Although commissioners ultimately ended up approving the request to allow the use of lanes instead of streets, along with an increase of the average block perimeter to a maximum of 2,000 feet in most areas, with a cap of 3,200 feet in the destination retailer area, the decision took several hours of debate.

“Why not streets now? It’s way too early,” said Robert Walpole, president of engineering firm Causseaux, Hewett & Walpole Inc. “These will serve as placeholders for the future.”

Walpole argued that putting standard streets into the road grid instead of using maneuvering lanes would increase infrastructure costs by five to six times. “It’s not financially feasible to build them where you are guessing something will be; you will just have to tear them up and redo it when that changes,” Walpole said.

When it came time to vote on approval of the planned development zoning application for the plaza, Braddy discussed a conflict caused by Hawkins appearing at a Plan Board meeting in February to speak against block size changes and the use of maneuvering lanes in place of streets for the development.
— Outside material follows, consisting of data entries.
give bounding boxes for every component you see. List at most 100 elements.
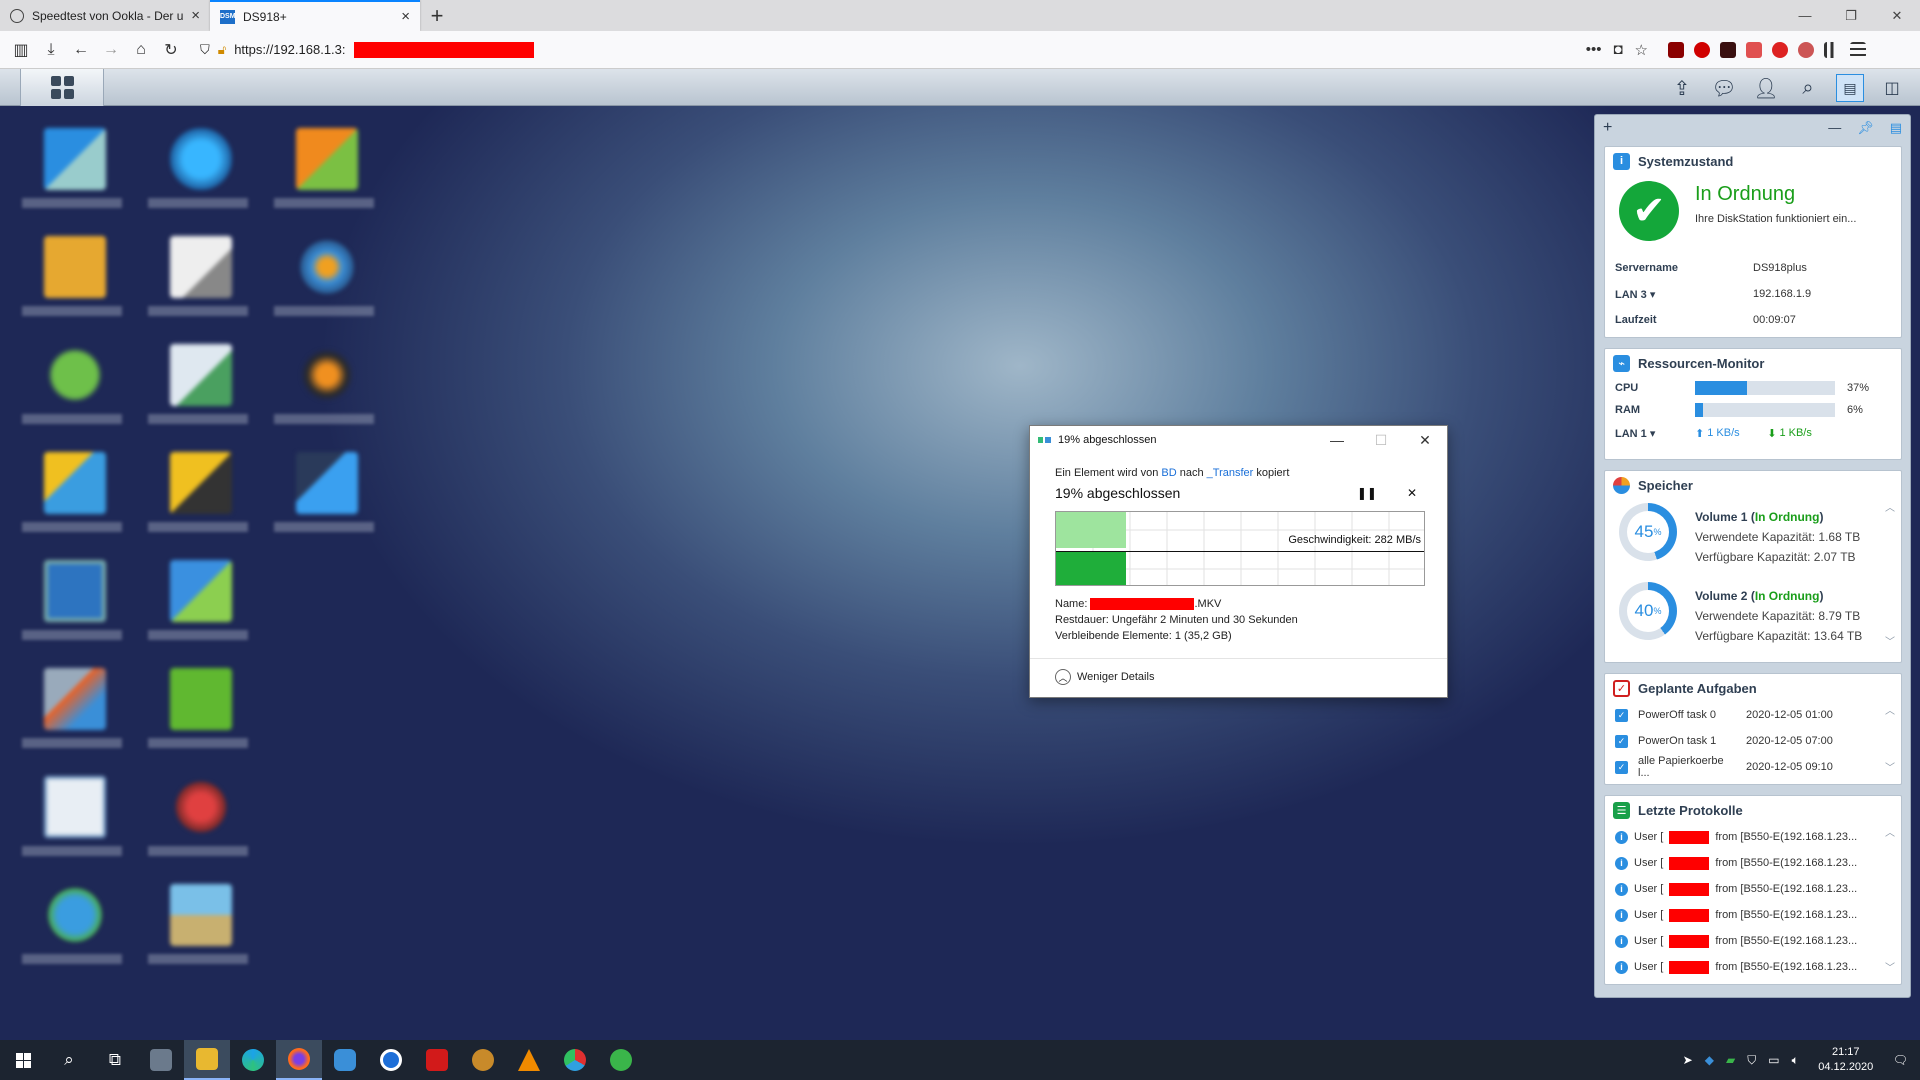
desktop-shortcut[interactable] bbox=[22, 344, 122, 444]
bookmark-star-icon[interactable]: ☆ bbox=[1635, 41, 1648, 59]
tray-folder-icon[interactable]: ▰ bbox=[1726, 1053, 1735, 1067]
taskbar-edge[interactable] bbox=[230, 1040, 276, 1080]
taskbar-app-crown[interactable] bbox=[460, 1040, 506, 1080]
log-row[interactable]: i User [from [B550-E(192.168.1.23... bbox=[1605, 876, 1901, 902]
sidebar-toggle-icon[interactable]: ▥ bbox=[6, 35, 36, 65]
pin-icon[interactable]: 📌︎ bbox=[1857, 120, 1874, 136]
desktop-shortcut[interactable] bbox=[148, 452, 248, 552]
desktop-shortcut[interactable] bbox=[22, 128, 122, 228]
minimize-widgets-icon[interactable]: — bbox=[1828, 120, 1841, 136]
desktop-shortcut[interactable] bbox=[274, 344, 374, 444]
cancel-copy-button[interactable]: ✕ bbox=[1407, 486, 1417, 500]
scroll-up-icon[interactable]: ︿ bbox=[1885, 824, 1895, 839]
close-tab-icon[interactable]: × bbox=[401, 8, 410, 25]
extension-avatar-icon[interactable] bbox=[1798, 41, 1814, 58]
library-icon[interactable] bbox=[1824, 41, 1840, 58]
user-icon[interactable]: 👤︎ bbox=[1752, 74, 1780, 102]
scroll-down-icon[interactable]: ﹀ bbox=[1885, 759, 1895, 774]
restore-window-button[interactable]: ❐ bbox=[1828, 0, 1874, 31]
forward-button[interactable]: → bbox=[96, 35, 126, 65]
scroll-down-icon[interactable]: ﹀ bbox=[1885, 959, 1895, 974]
scroll-up-icon[interactable]: ︿ bbox=[1885, 702, 1895, 717]
desktop-shortcut[interactable] bbox=[22, 668, 122, 768]
log-row[interactable]: i User [from [B550-E(192.168.1.23... bbox=[1605, 850, 1901, 876]
taskbar-app-pinwheel[interactable] bbox=[552, 1040, 598, 1080]
taskbar-app-blue[interactable] bbox=[322, 1040, 368, 1080]
taskbar-calculator[interactable] bbox=[138, 1040, 184, 1080]
taskbar-vlc[interactable] bbox=[506, 1040, 552, 1080]
fewer-details-button[interactable]: ︿ Weniger Details bbox=[1055, 669, 1154, 685]
main-menu-button[interactable] bbox=[20, 69, 104, 106]
home-button[interactable]: ⌂ bbox=[126, 35, 156, 65]
desktop-shortcut[interactable] bbox=[22, 776, 122, 876]
tab-ds918[interactable]: DSM DS918+ × bbox=[210, 0, 420, 31]
new-tab-button[interactable]: + bbox=[420, 0, 454, 31]
desktop-shortcut[interactable] bbox=[274, 236, 374, 336]
desktop-shortcut[interactable] bbox=[148, 236, 248, 336]
log-row[interactable]: i User [from [B550-E(192.168.1.23... bbox=[1605, 824, 1901, 850]
task-row[interactable]: ✓ alle Papierkoerbe l... 2020-12-05 09:10 bbox=[1605, 754, 1901, 780]
scroll-up-icon[interactable]: ︿ bbox=[1885, 499, 1895, 514]
upload-queue-icon[interactable]: ⇪ bbox=[1668, 74, 1696, 102]
minimize-dialog-button[interactable]: — bbox=[1315, 432, 1359, 449]
insecure-lock-icon[interactable]: 🔓︎ bbox=[218, 42, 226, 58]
volume-icon[interactable]: 🔈︎ bbox=[1792, 1053, 1799, 1068]
hamburger-menu-icon[interactable] bbox=[1850, 41, 1866, 58]
desktop-shortcut[interactable] bbox=[148, 776, 248, 876]
tray-app-icon[interactable]: ◆ bbox=[1705, 1053, 1714, 1067]
clock[interactable]: 21:17 04.12.2020 bbox=[1811, 1045, 1881, 1075]
widgets-toggle-icon[interactable]: ▤ bbox=[1836, 74, 1864, 102]
download-icon[interactable]: ⤓ bbox=[36, 35, 66, 65]
shield-tray-icon[interactable]: ⛉ bbox=[1747, 1053, 1756, 1068]
desktop-shortcut[interactable] bbox=[148, 884, 248, 984]
taskbar-app-q[interactable] bbox=[368, 1040, 414, 1080]
pocket-icon[interactable]: ◘ bbox=[1613, 41, 1622, 59]
desktop-shortcut[interactable] bbox=[274, 452, 374, 552]
source-link[interactable]: BD bbox=[1161, 467, 1176, 479]
pilot-view-icon[interactable]: ◫ bbox=[1878, 74, 1906, 102]
task-row[interactable]: ✓ PowerOff task 0 2020-12-05 01:00 bbox=[1605, 702, 1901, 728]
taskbar-file-explorer[interactable] bbox=[184, 1040, 230, 1080]
extension-red-icon[interactable] bbox=[1746, 41, 1762, 58]
network-icon[interactable]: ▭ bbox=[1768, 1053, 1779, 1067]
desktop-shortcut[interactable] bbox=[148, 128, 248, 228]
search-icon[interactable]: ⌕ bbox=[1794, 74, 1822, 102]
reload-button[interactable]: ↻ bbox=[156, 35, 186, 65]
desktop-shortcut[interactable] bbox=[148, 560, 248, 660]
volume-item[interactable]: 40% Volume 2 (In Ordnung) Verwendete Kap… bbox=[1619, 582, 1899, 654]
pause-button[interactable]: ❚❚ bbox=[1357, 486, 1377, 500]
minimize-window-button[interactable]: — bbox=[1782, 0, 1828, 31]
log-row[interactable]: i User [from [B550-E(192.168.1.23... bbox=[1605, 902, 1901, 928]
log-row[interactable]: i User [from [B550-E(192.168.1.23... bbox=[1605, 928, 1901, 954]
adblock-icon[interactable] bbox=[1694, 41, 1710, 58]
url-bar[interactable]: ⛉ 🔓︎ https://192.168.1.3: ••• ◘ ☆ bbox=[194, 36, 1654, 64]
search-button[interactable]: ⌕ bbox=[46, 1040, 92, 1080]
close-tab-icon[interactable]: × bbox=[191, 7, 200, 24]
widget-settings-icon[interactable]: ▤ bbox=[1890, 120, 1902, 136]
desktop-shortcut[interactable] bbox=[148, 668, 248, 768]
scroll-down-icon[interactable]: ﹀ bbox=[1885, 633, 1895, 648]
desktop-shortcut[interactable] bbox=[274, 128, 374, 228]
notification-icon[interactable]: 🗨︎ bbox=[1893, 1053, 1908, 1067]
ublock-icon[interactable] bbox=[1668, 41, 1684, 58]
lan-selector[interactable]: LAN 1 ▾ bbox=[1615, 427, 1695, 440]
desktop-shortcut[interactable] bbox=[22, 884, 122, 984]
taskbar-acrobat[interactable] bbox=[414, 1040, 460, 1080]
taskbar-app-green[interactable] bbox=[598, 1040, 644, 1080]
back-button[interactable]: ← bbox=[66, 35, 96, 65]
desktop-shortcut[interactable] bbox=[22, 236, 122, 336]
lan-selector[interactable]: LAN 3 ▾ bbox=[1615, 288, 1753, 301]
page-actions-icon[interactable]: ••• bbox=[1586, 41, 1602, 59]
extension-dark-icon[interactable] bbox=[1720, 41, 1736, 58]
tab-speedtest[interactable]: Speedtest von Ookla - Der umf × bbox=[0, 0, 210, 31]
notification-chat-icon[interactable]: 💬︎ bbox=[1710, 74, 1738, 102]
close-dialog-button[interactable]: ✕ bbox=[1403, 432, 1447, 449]
task-row[interactable]: ✓ PowerOn task 1 2020-12-05 07:00 bbox=[1605, 728, 1901, 754]
desktop-shortcut[interactable] bbox=[22, 452, 122, 552]
volume-item[interactable]: 45% Volume 1 (In Ordnung) Verwendete Kap… bbox=[1619, 503, 1899, 575]
taskbar-firefox[interactable] bbox=[276, 1040, 322, 1080]
shield-icon[interactable]: ⛉ bbox=[200, 42, 210, 58]
desktop-shortcut[interactable] bbox=[148, 344, 248, 444]
add-widget-icon[interactable]: + bbox=[1603, 119, 1612, 137]
close-window-button[interactable]: ✕ bbox=[1874, 0, 1920, 31]
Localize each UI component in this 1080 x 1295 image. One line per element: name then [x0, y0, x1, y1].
Hawkins’ public comments prompted Butler Enterprises’ lawyer David Theriaque to send a letter to the City Attorney’s Office, raising concerns about Hawkins’ ability to remain fair and impartial during the quasi-judicial hearing on its zoning applications. In respect to quasi-judicial meetings, commissioners are supposed to refrain from outside discussions of the application and base their decisions solely on the evidence presented during the public hearing.

Braddy’s decision to show three separate video clips from the Plan Board meeting drew a range of opinions from the board, with Commissioner Todd Chase saying Hawkins’ decision to speak publicly about the application was a legitimate issue and Commissioner Lauren Poe criticizing Braddy’s decision to play the clips.

Hawkins said he was “flabbergasted” that Braddy spent the time going through the five-hour video of the meeting to find the clips. Braddy countered that Hawkins’ actions were a reflection on the entire board of commissioners and should be addressed appropriately.

Among the zoning requirements discussed during the meeting were sidewalk improvements to run from Archer Road to the front of the Trader Joe’s, unique signage standards that will allow the plaza to have centralized signage to point pedestrians in the right direction, as well as a public transit transfer station located near the big-box stores for easy access.